Maturity & Test Status¶
Not all deployment targets have been tested equally
Docker Compose is the primary, production-tested deployment method. Other wrappers are prepared but have varying levels of real-world validation.
| Wrapper | Status | Test Environment | Notes |
|---|---|---|---|
| Docker Compose | Tested | Production (5-node GPU cluster) | Primary deployment method. All features validated. |
| LXC / Proxmox | Tested | Proxmox CT with nesting=1, fuse=1 |
Docker-in-LXC works with correct cgroup2 config. GPU passthrough requires additional setup. |
| Podman (rootless) | Planned | macOS (Podman Desktop) | Prepared but not yet validated.
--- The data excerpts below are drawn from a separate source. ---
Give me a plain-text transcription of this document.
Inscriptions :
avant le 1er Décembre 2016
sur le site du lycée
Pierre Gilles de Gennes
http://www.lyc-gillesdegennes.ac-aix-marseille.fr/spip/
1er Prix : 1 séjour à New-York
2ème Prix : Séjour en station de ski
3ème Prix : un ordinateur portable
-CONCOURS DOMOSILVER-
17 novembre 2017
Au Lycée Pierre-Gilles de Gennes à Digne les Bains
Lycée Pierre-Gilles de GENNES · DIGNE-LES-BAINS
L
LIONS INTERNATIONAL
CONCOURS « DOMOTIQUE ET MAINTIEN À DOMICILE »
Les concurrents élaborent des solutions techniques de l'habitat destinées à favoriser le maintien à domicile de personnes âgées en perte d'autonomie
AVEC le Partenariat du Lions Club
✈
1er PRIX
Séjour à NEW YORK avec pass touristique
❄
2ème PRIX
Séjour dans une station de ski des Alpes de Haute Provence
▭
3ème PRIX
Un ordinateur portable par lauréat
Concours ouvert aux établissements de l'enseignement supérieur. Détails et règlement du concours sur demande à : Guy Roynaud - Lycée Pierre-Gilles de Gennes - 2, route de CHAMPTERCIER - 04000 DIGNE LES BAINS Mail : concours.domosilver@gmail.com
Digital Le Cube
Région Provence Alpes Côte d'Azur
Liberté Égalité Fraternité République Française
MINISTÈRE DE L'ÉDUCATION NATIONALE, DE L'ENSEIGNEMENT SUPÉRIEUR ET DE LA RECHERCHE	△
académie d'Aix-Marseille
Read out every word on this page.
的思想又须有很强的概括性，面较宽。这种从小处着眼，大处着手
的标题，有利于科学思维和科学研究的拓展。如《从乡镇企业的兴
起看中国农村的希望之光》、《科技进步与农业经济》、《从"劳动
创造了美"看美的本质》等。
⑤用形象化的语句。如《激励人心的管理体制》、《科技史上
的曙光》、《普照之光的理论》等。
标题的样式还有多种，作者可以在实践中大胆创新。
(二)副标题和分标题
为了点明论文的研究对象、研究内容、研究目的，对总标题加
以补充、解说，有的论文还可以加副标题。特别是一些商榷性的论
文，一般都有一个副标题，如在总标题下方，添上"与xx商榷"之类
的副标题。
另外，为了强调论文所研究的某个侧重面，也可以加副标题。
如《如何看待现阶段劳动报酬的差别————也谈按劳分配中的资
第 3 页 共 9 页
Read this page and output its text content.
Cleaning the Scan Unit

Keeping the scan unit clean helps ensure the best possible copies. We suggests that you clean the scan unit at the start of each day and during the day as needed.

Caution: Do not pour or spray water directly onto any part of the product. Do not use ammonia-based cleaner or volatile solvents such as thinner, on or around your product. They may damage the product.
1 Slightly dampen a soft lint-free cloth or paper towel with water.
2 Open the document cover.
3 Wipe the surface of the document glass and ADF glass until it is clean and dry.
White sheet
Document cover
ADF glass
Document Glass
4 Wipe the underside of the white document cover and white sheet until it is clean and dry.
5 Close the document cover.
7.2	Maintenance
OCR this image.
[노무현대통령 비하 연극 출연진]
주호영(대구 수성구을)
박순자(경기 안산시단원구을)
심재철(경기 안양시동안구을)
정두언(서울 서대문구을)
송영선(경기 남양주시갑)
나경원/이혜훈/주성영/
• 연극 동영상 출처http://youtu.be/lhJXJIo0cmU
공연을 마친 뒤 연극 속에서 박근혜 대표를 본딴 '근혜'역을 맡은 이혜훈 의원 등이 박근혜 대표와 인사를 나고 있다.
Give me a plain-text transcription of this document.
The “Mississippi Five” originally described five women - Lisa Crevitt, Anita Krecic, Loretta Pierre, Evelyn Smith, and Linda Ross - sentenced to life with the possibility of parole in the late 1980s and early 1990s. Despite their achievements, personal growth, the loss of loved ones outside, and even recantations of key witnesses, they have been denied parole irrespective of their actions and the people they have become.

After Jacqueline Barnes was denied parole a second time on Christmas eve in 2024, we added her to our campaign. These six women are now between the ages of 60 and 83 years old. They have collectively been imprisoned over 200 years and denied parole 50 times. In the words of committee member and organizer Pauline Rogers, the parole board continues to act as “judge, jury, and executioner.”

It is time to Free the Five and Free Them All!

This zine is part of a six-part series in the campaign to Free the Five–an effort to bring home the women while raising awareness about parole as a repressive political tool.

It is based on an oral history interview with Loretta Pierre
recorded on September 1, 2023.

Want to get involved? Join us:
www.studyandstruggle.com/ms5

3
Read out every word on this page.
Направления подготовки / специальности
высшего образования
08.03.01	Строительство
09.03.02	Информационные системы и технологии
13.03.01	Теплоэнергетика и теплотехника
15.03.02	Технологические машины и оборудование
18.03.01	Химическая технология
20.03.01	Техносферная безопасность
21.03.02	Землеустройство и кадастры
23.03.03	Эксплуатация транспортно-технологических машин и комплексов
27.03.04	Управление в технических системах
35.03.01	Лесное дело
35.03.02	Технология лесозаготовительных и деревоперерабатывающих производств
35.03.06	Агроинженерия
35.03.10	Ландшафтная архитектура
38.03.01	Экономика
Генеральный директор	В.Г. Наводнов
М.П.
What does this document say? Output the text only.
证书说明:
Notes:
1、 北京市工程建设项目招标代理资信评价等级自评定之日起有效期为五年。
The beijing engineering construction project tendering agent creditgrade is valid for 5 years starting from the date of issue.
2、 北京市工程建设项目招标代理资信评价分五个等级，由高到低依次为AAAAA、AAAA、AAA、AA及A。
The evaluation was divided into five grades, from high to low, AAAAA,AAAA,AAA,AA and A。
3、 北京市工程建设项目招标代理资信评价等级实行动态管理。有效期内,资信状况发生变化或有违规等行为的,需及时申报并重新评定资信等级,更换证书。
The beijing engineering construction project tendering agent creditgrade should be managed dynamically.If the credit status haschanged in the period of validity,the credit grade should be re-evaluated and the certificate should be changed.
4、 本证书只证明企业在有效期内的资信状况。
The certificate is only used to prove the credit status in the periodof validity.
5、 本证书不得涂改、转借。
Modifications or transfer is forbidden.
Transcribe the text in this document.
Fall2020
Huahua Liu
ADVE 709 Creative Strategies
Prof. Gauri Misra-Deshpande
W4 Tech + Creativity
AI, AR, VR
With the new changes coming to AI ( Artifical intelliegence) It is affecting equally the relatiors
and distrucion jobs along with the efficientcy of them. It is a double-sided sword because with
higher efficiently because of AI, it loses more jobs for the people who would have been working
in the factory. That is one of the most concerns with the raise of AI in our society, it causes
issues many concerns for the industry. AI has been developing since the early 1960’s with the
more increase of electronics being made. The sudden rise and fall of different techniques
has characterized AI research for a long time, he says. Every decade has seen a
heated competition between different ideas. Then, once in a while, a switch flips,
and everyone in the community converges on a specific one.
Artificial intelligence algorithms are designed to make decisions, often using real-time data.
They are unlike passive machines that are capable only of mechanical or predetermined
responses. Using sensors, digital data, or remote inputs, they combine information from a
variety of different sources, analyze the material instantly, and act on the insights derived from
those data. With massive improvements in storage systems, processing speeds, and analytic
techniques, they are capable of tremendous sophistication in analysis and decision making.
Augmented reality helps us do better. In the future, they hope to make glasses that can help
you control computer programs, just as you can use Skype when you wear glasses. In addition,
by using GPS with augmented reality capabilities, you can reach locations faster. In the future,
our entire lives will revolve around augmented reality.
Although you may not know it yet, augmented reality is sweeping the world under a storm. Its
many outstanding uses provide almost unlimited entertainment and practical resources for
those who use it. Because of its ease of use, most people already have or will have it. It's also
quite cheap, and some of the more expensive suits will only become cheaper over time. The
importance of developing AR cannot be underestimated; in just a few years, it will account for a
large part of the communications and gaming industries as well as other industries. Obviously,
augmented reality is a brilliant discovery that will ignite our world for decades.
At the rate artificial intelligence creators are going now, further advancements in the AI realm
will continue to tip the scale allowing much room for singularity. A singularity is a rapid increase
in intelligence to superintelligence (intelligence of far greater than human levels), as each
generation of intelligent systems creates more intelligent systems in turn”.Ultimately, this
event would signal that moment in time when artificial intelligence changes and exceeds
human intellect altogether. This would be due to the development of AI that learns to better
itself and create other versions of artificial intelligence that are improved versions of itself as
UID mapping and GPU access are known challenges. |
| K3s | Planned | 3-node cluster (netcup VPS) | Helm chart prepared. Requires shared storage (Longhorn recommended). Internet-connected nodes only. |
| Kubernetes (managed) | Untested | No cluster available | Helm chart provided, community validation welcome. |
| OpenShift | Untested | No cluster available | SecurityContextConstraints and Route configuration documented but not validated. Contributions welcome. |
LXC Configuration Reference¶
For Docker-in-LXC on Proxmox, the container requires these settings in
/etc/pve/lxc/<CTID>.conf:
features: fuse=1,mount=nfs;cifs,nesting=1
lxc.cgroup2.devices.allow: c 10:200 rwm
lxc.mount.entry: /dev/net/tun dev/net/tun none bind,create=file
For GPU passthrough (NVIDIA), add:
lxc.cgroup2.devices.allow: c 195:* rwm
lxc.cgroup2.devices.allow: c 509:* rwm
lxc.mount.entry: /dev/nvidia0 dev/nvidia0 none bind,optional,create=file
lxc.mount.entry: /dev/nvidiactl dev/nvidiactl none bind,optional,create=file
lxc.mount.entry: /dev/nvidia-uvm dev/nvidia-uvm none bind,optional,create=file
K3s Storage Considerations¶
For multi-node K3s deployments, stateful services (Neo4j, PostgreSQL, Valkey, ChromaDB) require persistent volumes. Options:
- Longhorn (recommended): K3s-native distributed block storage. Works across internet-connected nodes but adds latency.
- NFS: Simple but not recommended over WAN for database workloads.
- Local path provisioner: Pin stateful pods to a single node. Simplest but no redundancy.